If you want large slabs you have 2 choices, a slab straight though the center would yield mostly quarter sawn, but would contain the pith. Oak pith is very unsightly and will crack easily. The other option is to take sequential slabs from the outer bark working inward, this would be a combination of face cut, or face and rift. If the slab is fairly wide (over 2-ft) expect some severe cupping in the drying process. One way to help eleviate cupping is to constrain the slab with weight, a lot of it, several hundred pounds spread out over it, but be mindfull dont cover the slabs, use stickers to allow air flow so drying can continue.
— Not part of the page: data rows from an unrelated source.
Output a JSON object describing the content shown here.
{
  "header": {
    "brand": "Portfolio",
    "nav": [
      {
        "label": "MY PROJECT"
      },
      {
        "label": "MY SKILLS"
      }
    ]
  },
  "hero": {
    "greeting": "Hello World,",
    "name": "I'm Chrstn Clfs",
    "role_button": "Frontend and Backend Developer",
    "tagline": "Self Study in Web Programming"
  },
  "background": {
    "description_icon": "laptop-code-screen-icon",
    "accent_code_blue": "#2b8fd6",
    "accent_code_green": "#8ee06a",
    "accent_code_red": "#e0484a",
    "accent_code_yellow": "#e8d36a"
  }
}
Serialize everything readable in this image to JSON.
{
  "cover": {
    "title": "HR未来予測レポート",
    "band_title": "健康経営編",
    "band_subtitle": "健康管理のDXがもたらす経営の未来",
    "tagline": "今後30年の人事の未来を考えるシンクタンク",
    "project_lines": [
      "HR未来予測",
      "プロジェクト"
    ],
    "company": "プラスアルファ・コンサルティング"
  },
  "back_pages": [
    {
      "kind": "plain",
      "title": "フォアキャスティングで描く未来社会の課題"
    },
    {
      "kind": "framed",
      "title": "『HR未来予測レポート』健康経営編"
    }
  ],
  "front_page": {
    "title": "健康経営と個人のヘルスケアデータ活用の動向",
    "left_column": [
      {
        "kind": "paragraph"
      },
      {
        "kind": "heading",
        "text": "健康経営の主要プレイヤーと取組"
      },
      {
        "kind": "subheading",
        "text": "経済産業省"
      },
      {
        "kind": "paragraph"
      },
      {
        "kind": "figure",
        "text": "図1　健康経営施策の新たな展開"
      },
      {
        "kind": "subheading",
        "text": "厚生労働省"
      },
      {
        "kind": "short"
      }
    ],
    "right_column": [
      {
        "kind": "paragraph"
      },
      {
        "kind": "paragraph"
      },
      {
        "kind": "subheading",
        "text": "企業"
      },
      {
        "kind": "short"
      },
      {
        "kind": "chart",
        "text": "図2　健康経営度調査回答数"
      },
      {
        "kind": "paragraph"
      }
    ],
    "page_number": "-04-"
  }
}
The tree sounds fairly large, 36-48" diameter log will challenge a sawyer, and most portable bandmills may not be able to handle that large of a log. I had a 38" bur oak long I had to rip in two, right down the middle so I could saw it up on my Timberking, it's a bit wastefull but better than firewood.
As long as the log still has bark on it (or no noticible cracks into it) and you don't see any punky (rotted) wood, I would always make lumber out of it before making firewood. But please maximize our forest resources, make 1" thick from the outermost part of the log and reserve the 2" thick as you work further inward. Sawing a tree with a sawmill will still make some nice firewood from edge trimmings and bark flitches.
PS, a tree this large would make some of the best quarternsawn lumber you would ever see!